At home, the spare Charlotte potatoes, planted in a growbag have just appeared above the surface.
Although I have managed to increase the "no dig" areas on the allotment, there is a long way to go. I had allowed the area where the brassicas are to go to become somewhat overgrown in the autumn but had largely cleared it of perennial weeds and had emptied one of the compost bins on the area and had left the pile over the winter. On 16 April I spread the pile and begun to lightly fork it in.
|Preparing the brassica bed|
Last year's Rainbow Chard had survive the winter and was puttig on new growth but was showing signes that it was about to go to seed. Neverthe less there will be pickings for some weeks to come. Some of it was self-seeded - often in inconvenient places - so it will have to be removed but whilst it is still producing leaves, I am happy for it to remain.

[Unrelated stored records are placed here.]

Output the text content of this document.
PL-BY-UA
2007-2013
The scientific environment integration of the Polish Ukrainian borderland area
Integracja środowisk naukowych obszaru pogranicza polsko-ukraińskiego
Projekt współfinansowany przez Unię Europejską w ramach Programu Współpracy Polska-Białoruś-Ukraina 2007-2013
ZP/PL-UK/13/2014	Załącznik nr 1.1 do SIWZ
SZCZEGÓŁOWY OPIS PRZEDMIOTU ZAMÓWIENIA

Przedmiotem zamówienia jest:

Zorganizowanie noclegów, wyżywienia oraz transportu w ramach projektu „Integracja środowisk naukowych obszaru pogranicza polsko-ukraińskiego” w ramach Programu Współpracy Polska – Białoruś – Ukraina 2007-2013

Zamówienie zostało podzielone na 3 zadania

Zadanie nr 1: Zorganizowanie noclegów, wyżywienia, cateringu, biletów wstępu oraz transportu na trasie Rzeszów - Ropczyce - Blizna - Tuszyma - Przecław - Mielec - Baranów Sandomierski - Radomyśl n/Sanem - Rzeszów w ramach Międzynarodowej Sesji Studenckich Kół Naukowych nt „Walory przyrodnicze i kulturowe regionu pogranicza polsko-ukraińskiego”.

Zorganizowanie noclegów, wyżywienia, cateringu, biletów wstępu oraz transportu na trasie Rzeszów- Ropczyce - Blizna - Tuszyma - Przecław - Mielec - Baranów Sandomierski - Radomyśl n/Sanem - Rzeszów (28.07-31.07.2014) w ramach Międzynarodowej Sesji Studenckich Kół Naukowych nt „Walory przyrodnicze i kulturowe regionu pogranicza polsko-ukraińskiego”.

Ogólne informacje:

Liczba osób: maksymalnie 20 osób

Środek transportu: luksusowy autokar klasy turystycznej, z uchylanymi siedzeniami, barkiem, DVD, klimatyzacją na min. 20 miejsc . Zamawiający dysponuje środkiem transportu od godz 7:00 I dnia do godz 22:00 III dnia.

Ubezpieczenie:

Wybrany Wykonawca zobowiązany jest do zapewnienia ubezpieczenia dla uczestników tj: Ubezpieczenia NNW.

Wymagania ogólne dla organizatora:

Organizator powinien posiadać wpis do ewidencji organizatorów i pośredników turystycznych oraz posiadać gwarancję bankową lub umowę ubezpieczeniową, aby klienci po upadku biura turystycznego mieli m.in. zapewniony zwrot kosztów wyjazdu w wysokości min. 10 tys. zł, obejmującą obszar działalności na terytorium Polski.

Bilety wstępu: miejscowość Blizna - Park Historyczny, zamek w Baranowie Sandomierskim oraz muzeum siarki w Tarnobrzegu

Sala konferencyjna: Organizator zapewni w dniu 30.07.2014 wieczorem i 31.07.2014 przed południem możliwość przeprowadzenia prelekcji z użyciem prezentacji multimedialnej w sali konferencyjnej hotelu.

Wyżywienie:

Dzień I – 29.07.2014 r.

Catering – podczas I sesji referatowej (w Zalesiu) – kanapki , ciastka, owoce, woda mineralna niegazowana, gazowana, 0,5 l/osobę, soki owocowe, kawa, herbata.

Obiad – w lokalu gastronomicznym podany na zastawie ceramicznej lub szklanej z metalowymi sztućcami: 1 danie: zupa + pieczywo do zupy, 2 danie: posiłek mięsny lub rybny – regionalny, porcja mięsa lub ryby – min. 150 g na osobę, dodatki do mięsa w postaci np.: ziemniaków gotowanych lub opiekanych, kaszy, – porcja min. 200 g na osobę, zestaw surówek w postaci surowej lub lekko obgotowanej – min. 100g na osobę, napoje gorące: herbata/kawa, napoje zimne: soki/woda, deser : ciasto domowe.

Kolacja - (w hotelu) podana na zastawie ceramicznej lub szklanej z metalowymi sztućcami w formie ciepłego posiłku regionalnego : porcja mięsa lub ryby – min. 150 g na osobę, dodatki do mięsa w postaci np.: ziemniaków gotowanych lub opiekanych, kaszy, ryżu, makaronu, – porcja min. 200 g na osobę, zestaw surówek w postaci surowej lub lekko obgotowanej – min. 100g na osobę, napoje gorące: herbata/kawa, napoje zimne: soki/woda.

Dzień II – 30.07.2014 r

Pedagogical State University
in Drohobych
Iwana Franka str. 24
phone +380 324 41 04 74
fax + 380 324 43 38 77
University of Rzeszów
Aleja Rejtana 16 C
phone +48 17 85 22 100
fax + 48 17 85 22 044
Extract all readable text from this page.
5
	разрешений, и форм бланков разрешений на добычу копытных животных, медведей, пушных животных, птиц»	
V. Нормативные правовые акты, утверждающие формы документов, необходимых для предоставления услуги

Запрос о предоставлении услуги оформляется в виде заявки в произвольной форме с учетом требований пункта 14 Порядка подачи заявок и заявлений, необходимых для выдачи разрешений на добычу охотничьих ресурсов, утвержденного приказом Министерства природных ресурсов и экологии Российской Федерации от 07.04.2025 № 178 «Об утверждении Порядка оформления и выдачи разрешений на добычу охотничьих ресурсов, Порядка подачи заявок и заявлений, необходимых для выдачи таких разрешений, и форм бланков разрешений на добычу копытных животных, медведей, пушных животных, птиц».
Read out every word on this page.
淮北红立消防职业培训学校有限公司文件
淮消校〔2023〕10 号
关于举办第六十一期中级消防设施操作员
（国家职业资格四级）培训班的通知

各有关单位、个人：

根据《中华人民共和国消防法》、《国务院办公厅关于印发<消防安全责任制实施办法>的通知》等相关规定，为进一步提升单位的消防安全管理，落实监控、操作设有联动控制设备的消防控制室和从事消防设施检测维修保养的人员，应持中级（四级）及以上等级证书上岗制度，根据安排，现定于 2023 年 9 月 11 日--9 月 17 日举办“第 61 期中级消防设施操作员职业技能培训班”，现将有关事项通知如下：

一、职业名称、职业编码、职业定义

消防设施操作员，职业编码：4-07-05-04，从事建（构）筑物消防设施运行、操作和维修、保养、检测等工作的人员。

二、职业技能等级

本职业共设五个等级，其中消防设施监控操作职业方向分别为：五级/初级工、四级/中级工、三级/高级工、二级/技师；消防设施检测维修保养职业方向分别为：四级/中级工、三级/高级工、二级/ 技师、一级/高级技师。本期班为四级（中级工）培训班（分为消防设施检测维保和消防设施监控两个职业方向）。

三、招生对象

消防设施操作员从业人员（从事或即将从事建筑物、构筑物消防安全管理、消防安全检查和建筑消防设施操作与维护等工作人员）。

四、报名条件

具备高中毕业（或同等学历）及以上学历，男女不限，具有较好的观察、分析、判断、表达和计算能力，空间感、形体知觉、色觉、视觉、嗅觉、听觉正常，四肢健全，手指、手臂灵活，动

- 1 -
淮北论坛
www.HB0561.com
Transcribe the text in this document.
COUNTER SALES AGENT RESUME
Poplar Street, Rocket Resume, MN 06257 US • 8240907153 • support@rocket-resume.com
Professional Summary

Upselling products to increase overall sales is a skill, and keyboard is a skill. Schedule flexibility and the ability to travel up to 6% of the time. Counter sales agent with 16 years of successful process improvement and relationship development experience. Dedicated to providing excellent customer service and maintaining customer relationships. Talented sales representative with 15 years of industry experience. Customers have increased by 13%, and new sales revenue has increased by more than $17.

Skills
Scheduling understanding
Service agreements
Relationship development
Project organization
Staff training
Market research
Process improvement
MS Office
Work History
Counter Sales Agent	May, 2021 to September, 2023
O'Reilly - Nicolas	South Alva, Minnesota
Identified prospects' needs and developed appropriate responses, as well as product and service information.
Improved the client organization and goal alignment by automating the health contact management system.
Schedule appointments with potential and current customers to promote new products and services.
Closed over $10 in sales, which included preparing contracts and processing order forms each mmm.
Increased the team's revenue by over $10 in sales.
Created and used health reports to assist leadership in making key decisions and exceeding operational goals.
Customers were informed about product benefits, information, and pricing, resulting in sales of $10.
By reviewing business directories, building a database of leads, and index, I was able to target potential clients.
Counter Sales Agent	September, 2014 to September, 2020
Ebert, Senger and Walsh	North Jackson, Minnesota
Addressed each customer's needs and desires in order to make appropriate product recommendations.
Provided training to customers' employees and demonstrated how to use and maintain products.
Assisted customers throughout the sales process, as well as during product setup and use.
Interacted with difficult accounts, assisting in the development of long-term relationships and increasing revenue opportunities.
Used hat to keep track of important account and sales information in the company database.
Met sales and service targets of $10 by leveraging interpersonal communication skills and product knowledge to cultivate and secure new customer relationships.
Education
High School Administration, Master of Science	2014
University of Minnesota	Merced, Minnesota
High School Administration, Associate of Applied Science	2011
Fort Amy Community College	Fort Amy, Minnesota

|This year's brassica bed|
|19 April - Rainbow chard|
|More Rainbow chard|
We were away for a few days towards the end of the month and when we returned on 29 April we were pleased to see that we could probably look forward to a good crop of broad beans but sad to see that the blackfly had arrived. Usually the autumn sown crop matures before the blackfly arrive - not this year it seems!
|29 April - the first Broad beans|
|29 April - the dreaded blackfly|
|Blackfly on our broad beans|We are trying to avoid the use of pesticides, so I started by hosing down the plants to wash off as many blackfly as possible and then sprayed the plants with soapy water, including the underside of leaves. I had read that the addition of a few drops of pungent natural oil such as rosemary, peppermint or clove oil to the spray was effective - apparently almost any natural oil will do. I had some mustard oil in the kitchen cupboard which we use in Indian cuisine, so added a few drops. So far it appears to have been effective.
On the last day of April, I noticed that the redcurrant bushes were fruiting so the time has come to repair the cage and replace the netting if we are not to lose the entire crop to the birds.
|30 April - redcurrants|
|30 April - redcurrants|
The potatoes seem OK, particularly the Nicola and Charlotte second earlies. The First Early Duke of York, which were planted perhaps a bit too early have not yet fully recovered from the late frosts, but we are still hopeful.
The sugar snap peas were looking good but will need some support - another job for next month!
|30 April Potatoes: Charlotte & Nicola in foreground|
|30 April - Sugar snap peas|
It was also time to start thinking about climbing beans and some repairs were needed to the frame.
|Preparing a frame for the climbing beans|
The planting season was now in full swing and we have picked the last of the purple sprouting broccoli as well as a few more spears of asparagus. Just hoping that May will see some higher temperatures and that the cool wind will disappear.